Evasione fiscale: le segnalazioni qualificate al Fisco da parte dei Comuni per contrastare l’evasione

Rafforzata la sinergia tra i Comuni e il Fisco per contrastare l’evasione fiscale.

Con Provvedimento del 27 febbraio 2012, l’Agenzia delle Entrate definisce le linee guida che i Comuni devono seguire per l’invio delle segnalazioni qualificate, ossia in grado di evidenziare “senza ulteriori elaborazioni logiche” i comportamenti evasivi o elusivi, alla Guardia di Finanza e all’Agenzia delle Entrate.
Vengono inoltre individuati anche gli ambiti di intervento, le tipologie e il trattamento delle segnalazioni trasmesse dai Comuni.

In particolare con riferimento alle segnalazioni qualificate, rilevanti ai fini dell’accertamento dei contributi previdenziali e assistenziali non dichiarati, trasmesse dai Comuni all’INPS, è individuato quale specifico ambito d’intervento quello del “Contrasto al lavoro sommerso”.

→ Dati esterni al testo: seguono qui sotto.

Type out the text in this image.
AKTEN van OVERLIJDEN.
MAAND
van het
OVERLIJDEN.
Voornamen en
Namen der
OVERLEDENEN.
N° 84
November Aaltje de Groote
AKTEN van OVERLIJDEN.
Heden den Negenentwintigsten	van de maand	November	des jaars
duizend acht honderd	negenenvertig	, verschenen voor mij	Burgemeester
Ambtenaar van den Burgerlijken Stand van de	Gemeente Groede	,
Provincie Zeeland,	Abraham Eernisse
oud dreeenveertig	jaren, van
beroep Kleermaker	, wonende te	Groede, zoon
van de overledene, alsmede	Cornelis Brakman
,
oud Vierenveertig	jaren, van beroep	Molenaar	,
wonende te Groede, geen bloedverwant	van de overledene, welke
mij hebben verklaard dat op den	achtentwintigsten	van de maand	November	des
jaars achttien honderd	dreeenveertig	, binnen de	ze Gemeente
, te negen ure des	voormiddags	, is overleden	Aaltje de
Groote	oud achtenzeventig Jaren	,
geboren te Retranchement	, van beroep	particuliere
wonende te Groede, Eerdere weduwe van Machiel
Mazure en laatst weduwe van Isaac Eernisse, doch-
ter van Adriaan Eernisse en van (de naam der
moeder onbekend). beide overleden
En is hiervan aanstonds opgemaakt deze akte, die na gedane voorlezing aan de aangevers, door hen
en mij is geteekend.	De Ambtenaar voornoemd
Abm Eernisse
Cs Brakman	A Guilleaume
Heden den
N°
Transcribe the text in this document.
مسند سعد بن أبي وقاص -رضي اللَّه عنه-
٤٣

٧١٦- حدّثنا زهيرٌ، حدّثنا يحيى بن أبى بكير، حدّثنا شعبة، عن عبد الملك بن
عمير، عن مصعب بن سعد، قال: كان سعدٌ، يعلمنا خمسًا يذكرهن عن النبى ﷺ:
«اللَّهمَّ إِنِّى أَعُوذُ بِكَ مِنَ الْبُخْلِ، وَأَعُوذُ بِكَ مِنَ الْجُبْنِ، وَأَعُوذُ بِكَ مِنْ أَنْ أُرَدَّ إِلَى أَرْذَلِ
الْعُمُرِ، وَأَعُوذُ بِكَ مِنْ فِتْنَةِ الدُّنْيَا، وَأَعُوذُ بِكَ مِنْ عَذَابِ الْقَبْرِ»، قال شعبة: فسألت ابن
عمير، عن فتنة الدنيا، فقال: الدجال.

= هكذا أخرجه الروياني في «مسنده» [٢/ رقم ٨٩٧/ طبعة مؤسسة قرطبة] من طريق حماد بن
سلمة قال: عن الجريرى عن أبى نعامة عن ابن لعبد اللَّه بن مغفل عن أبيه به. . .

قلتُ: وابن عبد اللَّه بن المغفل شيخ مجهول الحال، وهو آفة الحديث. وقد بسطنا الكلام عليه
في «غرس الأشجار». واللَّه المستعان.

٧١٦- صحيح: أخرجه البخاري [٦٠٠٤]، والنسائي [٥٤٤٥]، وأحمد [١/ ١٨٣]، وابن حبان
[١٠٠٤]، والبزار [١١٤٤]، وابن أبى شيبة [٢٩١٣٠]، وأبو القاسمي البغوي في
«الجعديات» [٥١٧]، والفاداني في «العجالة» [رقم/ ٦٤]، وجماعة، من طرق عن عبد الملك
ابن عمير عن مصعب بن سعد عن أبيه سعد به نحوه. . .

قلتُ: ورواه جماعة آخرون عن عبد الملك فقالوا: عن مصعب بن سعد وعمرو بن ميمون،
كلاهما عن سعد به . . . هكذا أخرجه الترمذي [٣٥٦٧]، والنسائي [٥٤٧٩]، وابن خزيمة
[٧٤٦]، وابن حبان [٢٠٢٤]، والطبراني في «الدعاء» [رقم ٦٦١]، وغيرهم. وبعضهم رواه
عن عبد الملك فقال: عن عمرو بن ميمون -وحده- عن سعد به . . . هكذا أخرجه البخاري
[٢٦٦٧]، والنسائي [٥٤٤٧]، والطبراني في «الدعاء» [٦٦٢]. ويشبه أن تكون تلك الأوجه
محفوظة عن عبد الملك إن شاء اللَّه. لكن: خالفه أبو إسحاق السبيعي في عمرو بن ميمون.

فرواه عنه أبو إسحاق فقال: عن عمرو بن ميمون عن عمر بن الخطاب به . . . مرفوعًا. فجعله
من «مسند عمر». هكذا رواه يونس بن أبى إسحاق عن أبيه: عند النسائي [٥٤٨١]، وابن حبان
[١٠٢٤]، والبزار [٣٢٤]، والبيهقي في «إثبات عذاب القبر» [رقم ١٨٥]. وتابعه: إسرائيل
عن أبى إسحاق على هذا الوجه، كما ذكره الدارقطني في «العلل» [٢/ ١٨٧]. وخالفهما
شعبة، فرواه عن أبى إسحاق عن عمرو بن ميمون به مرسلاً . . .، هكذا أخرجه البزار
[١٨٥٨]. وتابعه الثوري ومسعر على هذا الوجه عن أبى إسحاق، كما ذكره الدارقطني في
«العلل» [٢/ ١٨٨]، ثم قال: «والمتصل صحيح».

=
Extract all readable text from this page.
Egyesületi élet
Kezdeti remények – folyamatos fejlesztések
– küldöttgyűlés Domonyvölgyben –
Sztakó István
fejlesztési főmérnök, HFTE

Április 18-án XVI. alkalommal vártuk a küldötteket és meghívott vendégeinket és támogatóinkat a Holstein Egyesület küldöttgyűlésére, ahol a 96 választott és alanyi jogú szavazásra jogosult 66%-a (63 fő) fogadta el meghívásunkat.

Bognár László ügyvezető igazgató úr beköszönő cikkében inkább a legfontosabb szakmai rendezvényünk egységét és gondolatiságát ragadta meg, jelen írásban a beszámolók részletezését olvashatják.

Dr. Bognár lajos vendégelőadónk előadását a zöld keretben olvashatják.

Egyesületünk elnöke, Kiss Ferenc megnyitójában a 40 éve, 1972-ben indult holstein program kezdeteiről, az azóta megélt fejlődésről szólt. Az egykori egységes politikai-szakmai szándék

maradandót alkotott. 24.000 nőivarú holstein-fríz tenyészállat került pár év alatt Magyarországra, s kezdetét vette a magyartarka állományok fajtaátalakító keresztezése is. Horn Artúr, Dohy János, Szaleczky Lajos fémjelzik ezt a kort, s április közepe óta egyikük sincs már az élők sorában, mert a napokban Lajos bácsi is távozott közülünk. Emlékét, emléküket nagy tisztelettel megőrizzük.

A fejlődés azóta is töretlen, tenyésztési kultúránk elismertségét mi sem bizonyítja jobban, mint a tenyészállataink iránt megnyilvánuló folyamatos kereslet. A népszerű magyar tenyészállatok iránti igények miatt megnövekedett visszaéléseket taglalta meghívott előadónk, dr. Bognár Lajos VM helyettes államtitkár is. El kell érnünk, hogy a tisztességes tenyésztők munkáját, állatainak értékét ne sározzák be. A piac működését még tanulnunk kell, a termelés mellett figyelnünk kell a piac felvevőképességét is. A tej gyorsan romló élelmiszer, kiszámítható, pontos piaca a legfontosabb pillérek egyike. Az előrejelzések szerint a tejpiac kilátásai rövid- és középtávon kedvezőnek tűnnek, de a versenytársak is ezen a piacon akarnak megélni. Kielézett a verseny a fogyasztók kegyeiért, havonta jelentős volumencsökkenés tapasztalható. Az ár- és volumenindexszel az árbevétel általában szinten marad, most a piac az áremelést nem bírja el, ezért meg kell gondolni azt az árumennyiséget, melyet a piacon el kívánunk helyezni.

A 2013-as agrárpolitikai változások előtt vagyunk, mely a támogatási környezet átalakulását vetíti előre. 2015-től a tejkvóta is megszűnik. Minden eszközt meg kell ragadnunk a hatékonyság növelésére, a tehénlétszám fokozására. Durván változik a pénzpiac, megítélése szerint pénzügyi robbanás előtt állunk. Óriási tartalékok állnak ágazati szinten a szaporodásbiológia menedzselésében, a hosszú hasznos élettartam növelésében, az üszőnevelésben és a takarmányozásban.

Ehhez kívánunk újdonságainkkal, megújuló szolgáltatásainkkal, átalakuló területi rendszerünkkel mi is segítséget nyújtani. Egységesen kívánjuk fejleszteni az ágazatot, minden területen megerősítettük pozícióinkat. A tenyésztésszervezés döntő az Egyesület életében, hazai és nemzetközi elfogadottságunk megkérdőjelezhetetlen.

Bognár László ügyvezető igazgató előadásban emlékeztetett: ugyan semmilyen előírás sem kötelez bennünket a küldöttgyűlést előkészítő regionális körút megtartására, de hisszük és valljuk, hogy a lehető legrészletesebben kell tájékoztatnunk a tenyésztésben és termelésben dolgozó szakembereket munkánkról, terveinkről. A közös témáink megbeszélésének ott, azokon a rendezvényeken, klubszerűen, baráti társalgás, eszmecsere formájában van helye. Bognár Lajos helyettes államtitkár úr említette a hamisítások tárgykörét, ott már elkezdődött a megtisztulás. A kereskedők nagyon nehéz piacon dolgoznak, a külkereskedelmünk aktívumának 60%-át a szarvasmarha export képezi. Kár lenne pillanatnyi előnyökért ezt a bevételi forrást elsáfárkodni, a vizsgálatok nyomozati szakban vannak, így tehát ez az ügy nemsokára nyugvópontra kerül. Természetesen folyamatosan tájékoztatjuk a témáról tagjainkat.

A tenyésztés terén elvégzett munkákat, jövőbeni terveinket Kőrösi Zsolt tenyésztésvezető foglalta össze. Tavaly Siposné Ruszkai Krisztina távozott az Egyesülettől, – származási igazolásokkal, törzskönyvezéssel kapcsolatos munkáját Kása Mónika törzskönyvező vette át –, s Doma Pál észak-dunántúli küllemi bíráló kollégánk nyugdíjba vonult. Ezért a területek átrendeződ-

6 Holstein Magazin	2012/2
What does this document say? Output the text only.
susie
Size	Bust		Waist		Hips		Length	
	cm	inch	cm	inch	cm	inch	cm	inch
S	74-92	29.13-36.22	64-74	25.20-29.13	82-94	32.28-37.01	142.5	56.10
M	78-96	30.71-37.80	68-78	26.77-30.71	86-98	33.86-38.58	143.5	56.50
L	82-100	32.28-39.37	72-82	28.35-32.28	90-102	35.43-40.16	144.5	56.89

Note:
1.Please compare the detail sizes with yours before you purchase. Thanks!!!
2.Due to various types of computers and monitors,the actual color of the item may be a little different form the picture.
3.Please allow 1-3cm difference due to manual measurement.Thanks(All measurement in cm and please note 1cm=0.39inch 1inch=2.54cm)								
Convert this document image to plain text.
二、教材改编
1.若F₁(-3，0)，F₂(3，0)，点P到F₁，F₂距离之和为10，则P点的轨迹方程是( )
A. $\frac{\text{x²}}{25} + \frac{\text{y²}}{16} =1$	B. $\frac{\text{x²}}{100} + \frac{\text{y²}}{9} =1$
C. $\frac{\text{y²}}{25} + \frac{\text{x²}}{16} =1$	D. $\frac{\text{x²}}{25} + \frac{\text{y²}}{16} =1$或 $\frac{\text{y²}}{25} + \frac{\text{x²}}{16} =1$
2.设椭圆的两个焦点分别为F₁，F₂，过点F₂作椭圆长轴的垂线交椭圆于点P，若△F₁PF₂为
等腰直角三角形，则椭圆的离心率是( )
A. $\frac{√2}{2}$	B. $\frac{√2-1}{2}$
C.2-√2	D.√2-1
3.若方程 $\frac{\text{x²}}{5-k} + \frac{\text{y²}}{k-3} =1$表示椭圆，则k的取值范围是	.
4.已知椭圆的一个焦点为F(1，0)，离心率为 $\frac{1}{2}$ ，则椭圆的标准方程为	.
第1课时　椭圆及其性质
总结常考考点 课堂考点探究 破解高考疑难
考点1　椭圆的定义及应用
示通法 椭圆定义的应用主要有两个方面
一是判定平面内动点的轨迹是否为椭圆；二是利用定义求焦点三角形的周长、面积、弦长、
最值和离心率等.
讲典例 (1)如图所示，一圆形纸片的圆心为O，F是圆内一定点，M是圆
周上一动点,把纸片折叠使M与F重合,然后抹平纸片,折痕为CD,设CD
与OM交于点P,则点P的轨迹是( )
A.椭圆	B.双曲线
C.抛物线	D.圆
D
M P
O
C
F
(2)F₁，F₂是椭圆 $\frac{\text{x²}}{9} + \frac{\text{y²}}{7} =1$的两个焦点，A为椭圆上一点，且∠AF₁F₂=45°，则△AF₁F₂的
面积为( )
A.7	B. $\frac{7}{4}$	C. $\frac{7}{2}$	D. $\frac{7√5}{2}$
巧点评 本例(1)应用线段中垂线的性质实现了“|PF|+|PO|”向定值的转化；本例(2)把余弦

In tale ambito le segnalazioni qualificate da inviare all’INPS hanno riguardo ai soggetti che:

  • effettuano attività edilizia omettendo la denunzia contributiva relativa all’impresa;
  • svolgono attività di commercio ambulante o su area pubblica omettendo la Comunicazione Unica ai fini fiscali, amministrativi e previdenziali e/o la denunzia contributiva relativa all’impresa;
  • svolgono attività commerciale o artigiana omettendo sia la Comunicazione Unica ai fini fiscali, amministrativi e previdenziali che la denunzia contributiva relativa all’impresa.

Nell’Allegato 1 del Provvedimento vengono distinte puntualmente quale tipologia di segnalazione deve essere inviata agli uffici dell’Agenzia e quale ai reparti della Guardia di Finanza, ricordando che il canale di trasmissione resta il portale SIATEL-PuntoFisco dell’Agenzia delle Entrate.